You need to ensure that only consumer services having the appropriate authentication credentials can have access to it.
Which authentication method can you use?
Click on the arrows to vote for the correct answer
A. B. C. D.Answer: B.
Option A is incorrect because Azure ML provides two ways to control access to web services: Kea and Token.
User/Password is not applicable here.
Option B is CORRECT becauseusing a Key is the only way to authenticate consumers of a real-time inference service on ACI.
The Key has to be included in the Authorization header of the request.
Option C is incorrect because the SQL engine.
Option D is incorrect because while using time limited tokens for authentication can be an option for inference models, it is not supported for ACI; it is only available for AKS.
Reference:
When deploying a real-time inference web service on Azure Container Instances (ACI), it is important to ensure that only authorized consumer services can access it. There are several authentication methods available on Azure, but not all of them may be suitable for this scenario.
Option A: User/Password Using a user/password authentication method requires the client to provide a valid username and password combination to access the web service. While this method can be secure, it requires the service to have access to a user database and can be cumbersome to manage.
Option B: Key A key-based authentication method involves generating an access key or API key, which is shared with the consumer services. This key can then be used to authenticate requests made to the web service. This method is relatively simple to implement and manage, but it requires the key to be securely stored and managed.
Option C: SAS SAS (Shared Access Signature) is a token-based authentication method that allows clients to access a specific resource for a defined period of time. This method is commonly used in Azure storage services, and can be used to grant temporary access to the web service for authorized clients. SAS tokens can be generated with specific permissions, such as read or write access, and can be revoked when no longer needed.
Option D: Token Token-based authentication involves generating a token that can be used to access the web service. This method is commonly used with OAuth2, which is an industry-standard protocol for authorization.
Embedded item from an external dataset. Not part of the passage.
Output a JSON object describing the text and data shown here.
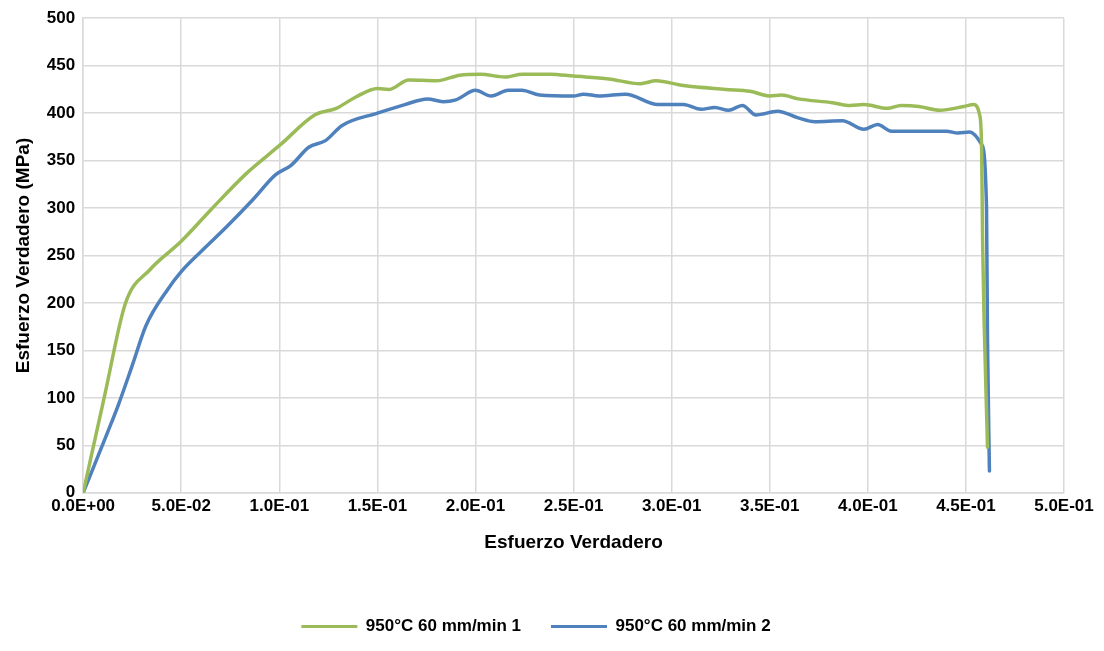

OAuth2 can be used to grant access to the web service for specific client applications, and can be integrated with identity providers such as Azure Active Directory.
In this scenario, the most appropriate authentication method would be option B (Key) or option C (SAS). Both methods are relatively simple to implement and manage, and provide a secure way to authenticate client requests. The choice between these two options may depend on specific requirements, such as the need for temporary access or specific permissions.